Добавить в цитаты Настройки чтения

Страница 16 из 17



   Через час к лагерю Пророка приближалась колоритная толпа - полудохлая кляча, влекущая крестьянскую телегу, на которой восседал белобрысый паренек с гитарой, и две дюжины веселых пьяных разбойников, вовсю дерущих глотки. Селяне, откупившиеся от напасти телегой моркови, клячей и бочонком пива, давно уже вернулись домой, поминая добрым словом невесть откуда взявшегося менестреля... вроде был же какой-то менестрель.

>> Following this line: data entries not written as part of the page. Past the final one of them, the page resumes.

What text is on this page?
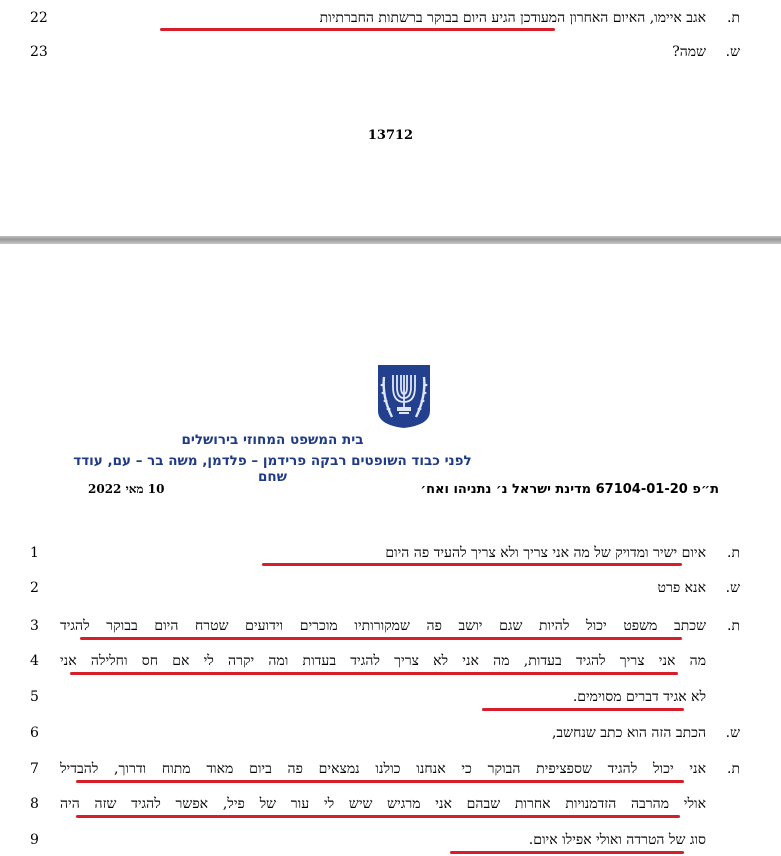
22	אגב איימו, האיום האחרון המעודכן הגיע היום בבוקר ברשתות החברתיות	ת.
23	שמה?	ש.
13712
בית המשפט המחוזי בירושלים
לפני כבוד השופטים רבקה פרידמן – פלדמן, משה בר – עם, עודד שחם
ת״פ 67104-01-20 מדינת ישראל נ׳ נתניהו ואח׳
10 מאי 2022
1	איום ישיר ומדויק של מה אני צריך ולא צריך להעיד פה היום	ת.
2	אנא פרט	ש.
3	שכתב משפט יכול להיות שגם יושב פה שמקורותיו מוכרים וידועים שטרח היום בבוקר להגיד	ת.
4	מה אני צריך להגיד בעדות, מה אני לא צריך להגיד בעדות ומה יקרה לי אם חס וחלילה אני
5	לא אגיד דברים מסוימים.
6	הכתב הזה הוא כתב שנחשב,	ש.
7	אני יכול להגיד שספציפית הבוקר כי אנחנו כולנו נמצאים פה ביום מאוד מתוח ודרוך, להבדיל	ת.
8	אולי מהרבה הזדמנויות אחרות שבהם אני מרגיש שיש לי עור של פיל, אפשר להגיד שזה היה
9	סוג של הטרדה ואולי אפילו איום.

Или не было?

   436г. 7 день Жнеца. Поле близ реки Ворьки, в лиге от Хурриги

   Навстречу орущей непотребные куплеты толпе выскочил из лагеря обрюзгший человек в белом, лет на десяток старше того, который привел Стрижа в лагерь. Заходящее солнце облило его бритую макушку желтизной и расчертило лицо тенями застарелого недовольства.

   - Безобразие! - заорал он, перекрикивая пьяных больше от музыки, чем от пива мужиков. - Чистый брат мой, почему твои люди в таком виде? Что за гулянки накануне ответственной битвы? Почему только одна телега?!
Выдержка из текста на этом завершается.